In his rock and roll chronicle On a Cold Road, the musician, author and sometimes homesick Dave Bidini wrote, "Tom's voice drew me back across the ocean, and the songs about bobcats and Wilf Carter that I'd once been embarrassed to listen to anchored my identity in a culture where nationhood was everything."

Bidini's embarrassment was not uncommon; the canon of Connors was seen by many as hokey and homespun compared to other country-conscious songwriters such as Gordon Lightfoot or Robbie Robertson. Connors was the uncool stubby in world turning Heineken green – a throwback rube to a once unsophisticated country that had grown cosmopolitan. Connors stayed the course though, and his song-of-place material and sing-along historical markings eventually gained back appreciation.

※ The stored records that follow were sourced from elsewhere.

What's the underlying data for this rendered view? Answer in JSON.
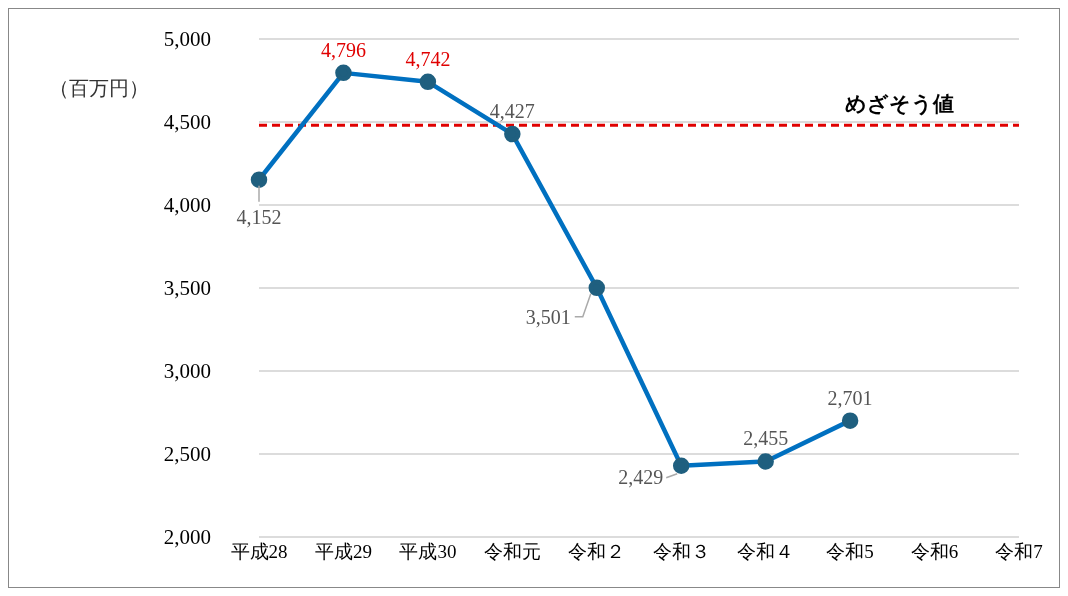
{
  "chart_data": {
    "type": "line",
    "ylabel": "（百万円）",
    "categories": [
      "平成28",
      "平成29",
      "平成30",
      "令和元",
      "令和２",
      "令和３",
      "令和４",
      "令和5",
      "令和6",
      "令和7"
    ],
    "series": [
      {
        "color": "#0070c0",
        "values": [
          4152,
          4796,
          4742,
          4427,
          3501,
          2429,
          2455,
          2701,
          null,
          null
        ],
        "value_labels": [
          "4,152",
          "4,796",
          "4,742",
          "4,427",
          "3,501",
          "2,429",
          "2,455",
          "2,701",
          null,
          null
        ]
      }
    ],
    "ylim": [
      2000,
      5000
    ],
    "yticks": [
      {
        "value": 2000,
        "label": "2,000"
      },
      {
        "value": 2500,
        "label": "2,500"
      },
      {
        "value": 3000,
        "label": "3,000"
      },
      {
        "value": 3500,
        "label": "3,500"
      },
      {
        "value": 4000,
        "label": "4,000"
      },
      {
        "value": 4500,
        "label": "4,500"
      },
      {
        "value": 5000,
        "label": "5,000"
      }
    ],
    "grid": "y",
    "marker": "circle",
    "line_style": "solid",
    "ref_lines": [
      {
        "axis": "y",
        "value": 4480,
        "label": "めざそう値",
        "color": "#e00000",
        "line_style": "dashed"
      }
    ]
  }
}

Nowhere was his idolization more vital than in the minds of younger Canadian songwriters. As noted in the landmark book Have Not Been the Same: The Canrock Renaissance, 1985-1995, Bidini and the artful folk-rockers the Rheostatics, partly empowered by Connors' unwavering home-country boostering, in 1991 released Melville, an album that included Saskatchewan, Northern Wish and a cover of Lightfoot's The Wreck of the Edmund Fitzgerald.

The foreword to Have Not Been the Same is a poem by the Tragically Hip singer-songwriter Gord Downie, who wrote, "Sensitivity happens, and the idea is the more it happens the more it happens more." And so the Rheostatics lead was followed by Downie and others, including Maestro Fresh Wes, the rap star responsible for the cocky maple-blooded declaration, "Because I'm from Canada, don't think I'm an amateur."

In a posthumously released letter, Connors wrote that he was passing torch, "to help keep the Maple Leaf flying high, and be the Patriot Canada needs now and in the future." Connors is gone, but not really at all – the land is strong with song and northern pros, no small credit to him and his dogged heavy lifting.